Johannesburg, South Africa has no tax on buildings. The entire property tax
is on land values and makes a super-city froma cvity hat shoudl have dropped
toa town long ago. Mason Gaffney, a highly respected land economist and
Professor of Economics at UC Riverside, visited Johannesburg. This is what
he said about it.

"The miracle of Johannesburg: Jo-burg is a Bootstrap City. It should have
died when its gold mines played out, like a proper mining boomtown; instead
it remains as the economic capital of its nation and half a continent.

"Johannesburg defies most laws of urban economics, e.g. that mines create no
great cities. Explainers still site the mines, but its mines have played
out; it should now be a ghost town. It has no harbor, no water
transportation, nor even any gravity water supply. It is, in fact, on a
ridge top, the Rand or "reef," at an elevation of 5,000 ft. Unlike Chicago
or Boston, it has no sunburst of rail lines, except perhaps what it has
attracted itself. It is "on the main rail line," Explainers say, but so are
1000 miles of other sites. The natural site lacks outstanding amenities, and
certainly can't hold a candle to Cape Town. Jo-burg has no governmental
economic base. Surrounding farmland is poor.

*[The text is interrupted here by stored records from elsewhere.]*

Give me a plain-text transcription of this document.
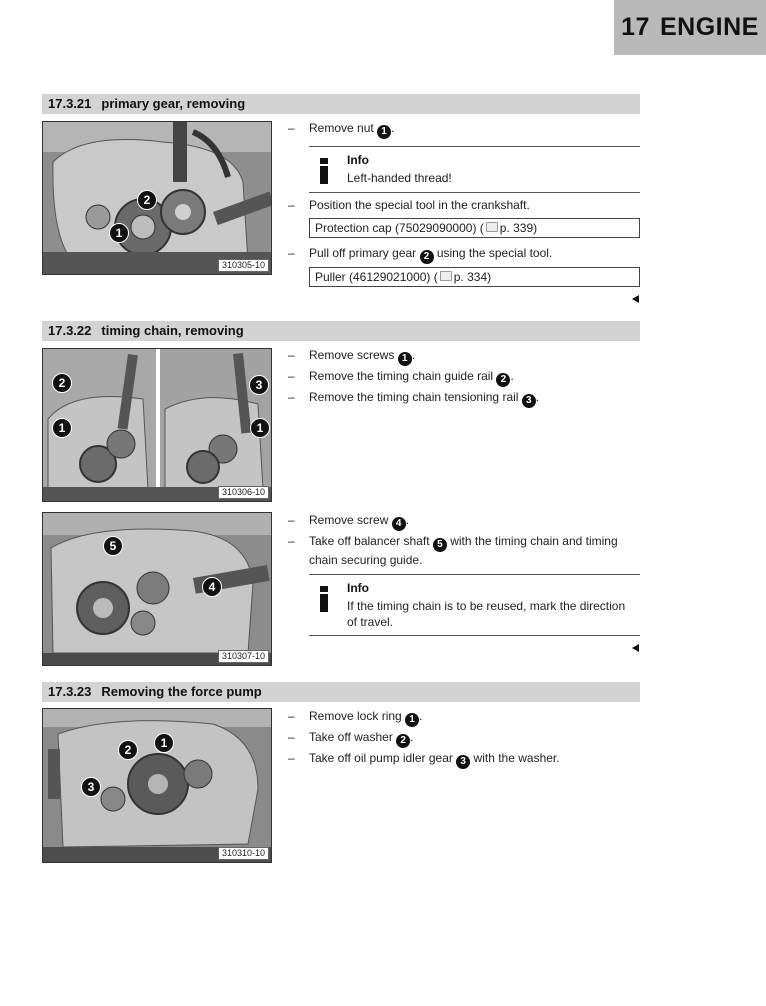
17 ENGINE
17.3.21 primary gear, removing
2
1
310305-10
– Remove nut 1 .
Info
Left-handed thread!
– Position the special tool in the crankshaft.
Protection cap (75029090000) ( p. 339)
– Pull off primary gear 2 using the special tool.
Puller (46129021000) ( p. 334)
17.3.22 timing chain, removing
2	3
1	1
310306-10
– Remove screws 1 .
– Remove the timing chain guide rail 2 .
– Remove the timing chain tensioning rail 3 .
5
4
310307-10
– Remove screw 4 .
– Take off balancer shaft 5 with the timing chain and timing chain securing guide.
Info
If the timing chain is to be reused, mark the direction of travel.
17.3.23 Removing the force pump
1
2
3
310310-10
– Remove lock ring 1 .
– Take off washer 2 .
– Take off oil pump idler gear 3 with the washer.
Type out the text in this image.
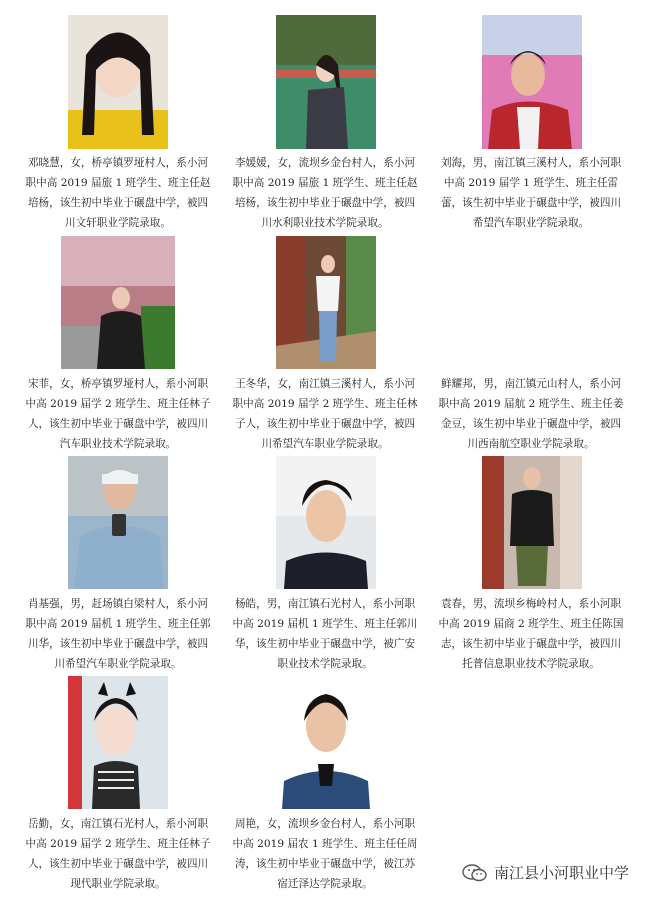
邓晓慧，女，桥亭镇罗垭村人，系小河职中高 2019 届旅 1 班学生、班主任赵培杨，该生初中毕业于碾盘中学，被四川文轩职业学院录取。
李媛媛，女，流坝乡金台村人，系小河职中高 2019 届旅 1 班学生、班主任赵培杨，该生初中毕业于碾盘中学，被四川水利职业技术学院录取。
刘海，男，南江镇三溪村人，系小河职中高 2019 届学 1 班学生、班主任雷蕾，该生初中毕业于碾盘中学，被四川希望汽车职业学院录取。
宋菲，女，桥亭镇罗垭村人，系小河职中高 2019 届学 2 班学生、班主任林子人，该生初中毕业于碾盘中学，被四川汽车职业技术学院录取。
王冬华，女，南江镇三溪村人，系小河职中高 2019 届学 2 班学生、班主任林子人，该生初中毕业于碾盘中学，被四川希望汽车职业学院录取。
鲜耀邦，男，南江镇元山村人，系小河职中高 2019 届航 2 班学生、班主任姜金豆，该生初中毕业于碾盘中学，被四川西南航空职业学院录取。
肖基强，男，赶场镇白梁村人，系小河职中高 2019 届机 1 班学生、班主任郭川华，该生初中毕业于碾盘中学，被四川希望汽车职业学院录取。
杨皓，男，南江镇石光村人，系小河职中高 2019 届机 1 班学生、班主任郭川华，该生初中毕业于碾盘中学，被广安职业技术学院录取。
袁春，男，流坝乡梅岭村人，系小河职中高 2019 届商 2 班学生、班主任陈国志，该生初中毕业于碾盘中学，被四川托普信息职业技术学院录取。
岳勤，女，南江镇石光村人，系小河职中高 2019 届学 2 班学生、班主任林子人，该生初中毕业于碾盘中学，被四川现代职业学院录取。
周艳，女，流坝乡金台村人，系小河职中高 2019 届农 1 班学生、班主任任周涛，该生初中毕业于碾盘中学，被江苏宿迁泽达学院录取。
南江县小河职业中学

Why Johannesburg? Why is it the largest city, the center of finance,
industry, commerce, and international air travel? As a public finance
economist I may overvalue incentive taxation, but Jo-burg has it. The
property tax is on site value only, and at a high rate: they tell me it is
4%. This is what makes Jo-burg distinctive. Challenge and response: Jo-burg
had to do something right in order to survive, and that is what it did. It
not only survived, it became and remains Number One. Give me a better
explanation and I'll back off. I haven't heard one yet."